Temuan ini menunjukkan bahwa program pemerintah dirancang mempromosikan pernikahan, seperti Federal Healthy Marriage Initiative dan lainnya yang muncul dari undang-undang reformasi kesejahteraan tahun 1996, tampaknya tidak akan meningkatkan kesehatan masyarakat, kata para peneliti.
'Studi ini dapat membantu kami memfokuskan kembali upaya kami dan mengatakan, 'Jelas, mendorong pernikahan bukanlah solusi,' 'kata Wendy Chavkin, MD, seorang profesor kesehatan masyarakat dan dokter kandungan di Columbia University Mailman School of Public Health, di New York City , yang tidak terlibat dalam penelitian.
Untuk mempromosikan kesehatan di antara ibu tunggal berpenghasilan rendah, Dr.
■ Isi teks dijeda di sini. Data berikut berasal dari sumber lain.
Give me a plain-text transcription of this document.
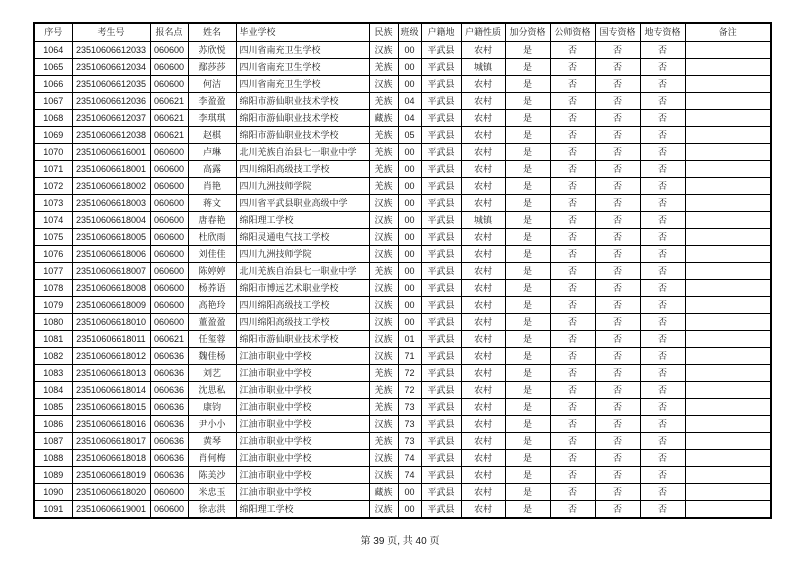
序号	考生号	报名点	姓名	毕业学校	民族	班级	户籍地	户籍性质	加分资格	公师资格	国专资格	地专资格	备注
1064	23510606612033	060600	苏欣悦	四川省南充卫生学校	汉族	00	平武县	农村	是	否	否	否	
1065	23510606612034	060600	鄢莎莎	四川省南充卫生学校	羌族	00	平武县	城镇	是	否	否	否	
1066	23510606612035	060600	何洁	四川省南充卫生学校	汉族	00	平武县	农村	是	否	否	否	
1067	23510606612036	060621	李盈盈	绵阳市游仙职业技术学校	羌族	04	平武县	农村	是	否	否	否	
1068	23510606612037	060621	李琪琪	绵阳市游仙职业技术学校	藏族	04	平武县	农村	是	否	否	否	
1069	23510606612038	060621	赵棋	绵阳市游仙职业技术学校	羌族	05	平武县	农村	是	否	否	否	
1070	23510606616001	060600	卢琳	北川羌族自治县七一职业中学	羌族	00	平武县	农村	是	否	否	否	
1071	23510606618001	060600	高露	四川绵阳高级技工学校	羌族	00	平武县	农村	是	否	否	否	
1072	23510606618002	060600	肖艳	四川九洲技师学院	羌族	00	平武县	农村	是	否	否	否	
1073	23510606618003	060600	蒋文	四川省平武县职业高级中学	汉族	00	平武县	农村	是	否	否	否	
1074	23510606618004	060600	唐春艳	绵阳理工学校	汉族	00	平武县	城镇	是	否	否	否	
1075	23510606618005	060600	杜欣雨	绵阳灵通电气技工学校	汉族	00	平武县	农村	是	否	否	否	
1076	23510606618006	060600	刘佳佳	四川九洲技师学院	汉族	00	平武县	农村	是	否	否	否	
1077	23510606618007	060600	陈婷婷	北川羌族自治县七一职业中学	羌族	00	平武县	农村	是	否	否	否	
1078	23510606618008	060600	杨荞语	绵阳市博远艺术职业学校	汉族	00	平武县	农村	是	否	否	否	
1079	23510606618009	060600	高艳玲	四川绵阳高级技工学校	汉族	00	平武县	农村	是	否	否	否	
1080	23510606618010	060600	董盈盈	四川绵阳高级技工学校	汉族	00	平武县	农村	是	否	否	否	
1081	23510606618011	060621	任玺蓉	绵阳市游仙职业技术学校	汉族	01	平武县	农村	是	否	否	否	
1082	23510606618012	060636	魏佳杨	江油市职业中学校	汉族	71	平武县	农村	是	否	否	否	
1083	23510606618013	060636	刘艺	江油市职业中学校	羌族	72	平武县	农村	是	否	否	否	
1084	23510606618014	060636	沈思私	江油市职业中学校	羌族	72	平武县	农村	是	否	否	否	
1085	23510606618015	060636	康钧	江油市职业中学校	羌族	73	平武县	农村	是	否	否	否	
1086	23510606618016	060636	尹小小	江油市职业中学校	汉族	73	平武县	农村	是	否	否	否	
1087	23510606618017	060636	黄琴	江油市职业中学校	羌族	73	平武县	农村	是	否	否	否	
1088	23510606618018	060636	肖何梅	江油市职业中学校	汉族	74	平武县	农村	是	否	否	否	
1089	23510606618019	060636	陈美沙	江油市职业中学校	汉族	74	平武县	农村	是	否	否	否	
1090	23510606618020	060600	米忠玉	江油市职业中学校	藏族	00	平武县	农村	是	否	否	否	
1091	23510606619001	060600	徐志洪	绵阳理工学校	汉族	00	平武县	农村	是	否	否	否	
第 39 页, 共 40 页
Chavkin menambahkan, pemerintah harus fokus pada penyediaan perawatan anak bersubsidi, kenaikan gaji, dan asuransi kesehatan yang lebih baik untuk bekerja ibu — tidak satupun, katanya, terbukti ded by 'the current wealth apparatus.'
Dalam studi yang dimuat dalam American Sociological Review, Williams dan rekannya menganalisis data dari lebih dari 3.000 ibu lajang dan menikah yang berpartisipasi dalam program survei perwakilan pemerintah. Semua wanita melahirkan sebelum usia 36 tahun. Pada usia 40, mereka diminta untuk menilai kesehatan mereka saat ini pada skala lima poin dari 'buruk' hingga 'sangat baik'.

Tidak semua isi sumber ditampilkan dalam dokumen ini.